[lvm-devel] proposed change: don't spew all --help output for every usage error

Jim Meyering jim at meyering.net
Mon Sep 17 12:55:42 UTC 2007


Any time I misuse an option or use invalid command syntax,
a tool like lvcreate gives a diagnostic saying what went wrong,
and follows it with almost 50 lines of usage information.
That's almost enough to make the important, one-line diagnostic,
scroll beyond the top of my terminal emulator window.

I propose to change this so that upon error, users do still
see the relevant one-line diagnostic (of course), but rather than
the voluminous and obscuring --help output, the tool would simply
output one more line:

  Try `lvcreate --help' for more information.

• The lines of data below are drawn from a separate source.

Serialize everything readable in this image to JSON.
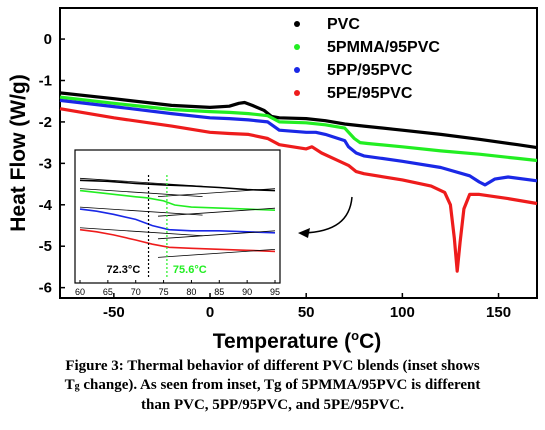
{
  "chart_data": {
    "type": "line",
    "xlabel": "Temperature (",
    "xlabel_sup": "o",
    "xlabel_tail": "C)",
    "ylabel": "Heat Flow (W/g)",
    "xlim": [
      -78,
      170
    ],
    "ylim": [
      -6.25,
      0.75
    ],
    "x_ticks": [
      -50,
      0,
      50,
      100,
      150
    ],
    "x_tick_labels": [
      "-50",
      "0",
      "50",
      "100",
      "150"
    ],
    "y_ticks": [
      0,
      -1,
      -2,
      -3,
      -4,
      -5,
      -6
    ],
    "y_tick_labels": [
      "0",
      "-1",
      "-2",
      "-3",
      "-4",
      "-5",
      "-6"
    ],
    "legend_position": "top-right",
    "series": [
      {
        "name": "PVC",
        "color": "#000000",
        "x": [
          -78,
          -50,
          -20,
          0,
          10,
          15,
          18,
          22,
          28,
          32,
          36,
          50,
          60,
          70,
          80,
          100,
          120,
          140,
          160,
          170
        ],
        "y": [
          -1.3,
          -1.44,
          -1.6,
          -1.65,
          -1.62,
          -1.55,
          -1.53,
          -1.6,
          -1.72,
          -1.87,
          -1.9,
          -1.92,
          -1.97,
          -2.05,
          -2.1,
          -2.2,
          -2.3,
          -2.42,
          -2.55,
          -2.62
        ]
      },
      {
        "name": "5PMMA/95PVC",
        "color": "#22ee22",
        "x": [
          -78,
          -50,
          -20,
          0,
          10,
          20,
          30,
          36,
          50,
          60,
          70,
          75,
          78,
          82,
          100,
          120,
          140,
          160,
          170
        ],
        "y": [
          -1.4,
          -1.55,
          -1.7,
          -1.75,
          -1.77,
          -1.8,
          -1.85,
          -2.0,
          -2.02,
          -2.07,
          -2.15,
          -2.4,
          -2.5,
          -2.52,
          -2.6,
          -2.7,
          -2.78,
          -2.88,
          -2.93
        ]
      },
      {
        "name": "5PP/95PVC",
        "color": "#1a28e6",
        "x": [
          -78,
          -50,
          -20,
          0,
          10,
          20,
          30,
          36,
          50,
          55,
          60,
          70,
          72,
          76,
          80,
          100,
          120,
          135,
          140,
          143,
          148,
          155,
          170
        ],
        "y": [
          -1.48,
          -1.63,
          -1.8,
          -1.9,
          -1.92,
          -1.95,
          -2.0,
          -2.2,
          -2.25,
          -2.25,
          -2.3,
          -2.45,
          -2.6,
          -2.75,
          -2.82,
          -2.95,
          -3.1,
          -3.3,
          -3.45,
          -3.52,
          -3.38,
          -3.33,
          -3.42
        ]
      },
      {
        "name": "5PE/95PVC",
        "color": "#ee1c1c",
        "x": [
          -78,
          -50,
          -20,
          0,
          10,
          20,
          30,
          36,
          50,
          53,
          58,
          65,
          72,
          76,
          80,
          100,
          115,
          122,
          125,
          127,
          128.5,
          130,
          132,
          135,
          140,
          155,
          170
        ],
        "y": [
          -1.68,
          -1.9,
          -2.1,
          -2.25,
          -2.28,
          -2.3,
          -2.4,
          -2.55,
          -2.65,
          -2.6,
          -2.75,
          -2.9,
          -3.05,
          -3.2,
          -3.25,
          -3.4,
          -3.55,
          -3.7,
          -4.0,
          -4.8,
          -5.6,
          -4.9,
          -4.1,
          -3.75,
          -3.75,
          -3.85,
          -3.97
        ]
      }
    ],
    "inset": {
      "xlim": [
        60,
        95
      ],
      "x_ticks": [
        60,
        65,
        70,
        75,
        80,
        85,
        90,
        95
      ],
      "x_tick_labels": [
        "60",
        "65",
        "70",
        "75",
        "80",
        "85",
        "90",
        "95"
      ],
      "annotations": [
        {
          "text": "72.3°C",
          "x": 72.3,
          "color": "#000000"
        },
        {
          "text": "75.6°C",
          "x": 75.6,
          "color": "#22ee22"
        }
      ],
      "curves": [
        {
          "color": "#000000",
          "x": [
            60,
            65,
            70,
            75,
            80,
            85,
            90,
            95
          ],
          "y": [
            0.1,
            0.11,
            0.13,
            0.145,
            0.155,
            0.17,
            0.19,
            0.2
          ]
        },
        {
          "color": "#22ee22",
          "x": [
            60,
            65,
            70,
            72,
            75,
            77,
            80,
            85,
            90,
            95
          ],
          "y": [
            0.2,
            0.23,
            0.26,
            0.27,
            0.3,
            0.34,
            0.36,
            0.37,
            0.38,
            0.39
          ]
        },
        {
          "color": "#1a28e6",
          "x": [
            60,
            63,
            66,
            70,
            73,
            76,
            80,
            85,
            90,
            95
          ],
          "y": [
            0.38,
            0.4,
            0.43,
            0.48,
            0.54,
            0.58,
            0.59,
            0.59,
            0.6,
            0.61
          ]
        },
        {
          "color": "#ee1c1c",
          "x": [
            60,
            63,
            66,
            70,
            73,
            76,
            80,
            85,
            90,
            95
          ],
          "y": [
            0.58,
            0.6,
            0.63,
            0.68,
            0.72,
            0.75,
            0.76,
            0.77,
            0.78,
            0.79
          ]
        }
      ]
    }
  },
  "caption": {
    "line1a": "Figure 3: Thermal behavior of different PVC blends (inset shows",
    "line2_t": "T",
    "line2_sub": "g",
    "line2_rest": " change). As seen from inset, Tg of 5PMMA/95PVC is different",
    "line3": "than PVC, 5PP/95PVC, and 5PE/95PVC."
  }
}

Also, for all tools, --help output currently goes to stderr.
I will be happy to submit another patch to make the LVM tools
work more like most of the other unix/gnu tools that take --help
as an option: they print --help output to standard output.
That makes it easier for novices to grep through the help output
or to send it through a pager or other pipe.
Besides, when there is no "error", why write to stderr?

FWIW, I've just run into this while writing tests for lvcreate.
I wanted to compare expected error output with actual, but embedding
all 47 "expected" lines in the test script seems excessive.  Also,
when I looked at the actual output, at first I didn't even see the
real diagnostic I'd been expecting, buried amid all the --help output.
So, if *I*, who was expecting a particular diagnostic, nearly miss it,
the average user may not look as hard, and end up having to figure out
the hard way what they did wrong.

So, actually there are two proposals:

  - Print "Try `$cmd --help' for more information." instead of all --help
    output upon bogus command line usage. (still to stderr, of course)

  - Print --help output to stdout, not stderr.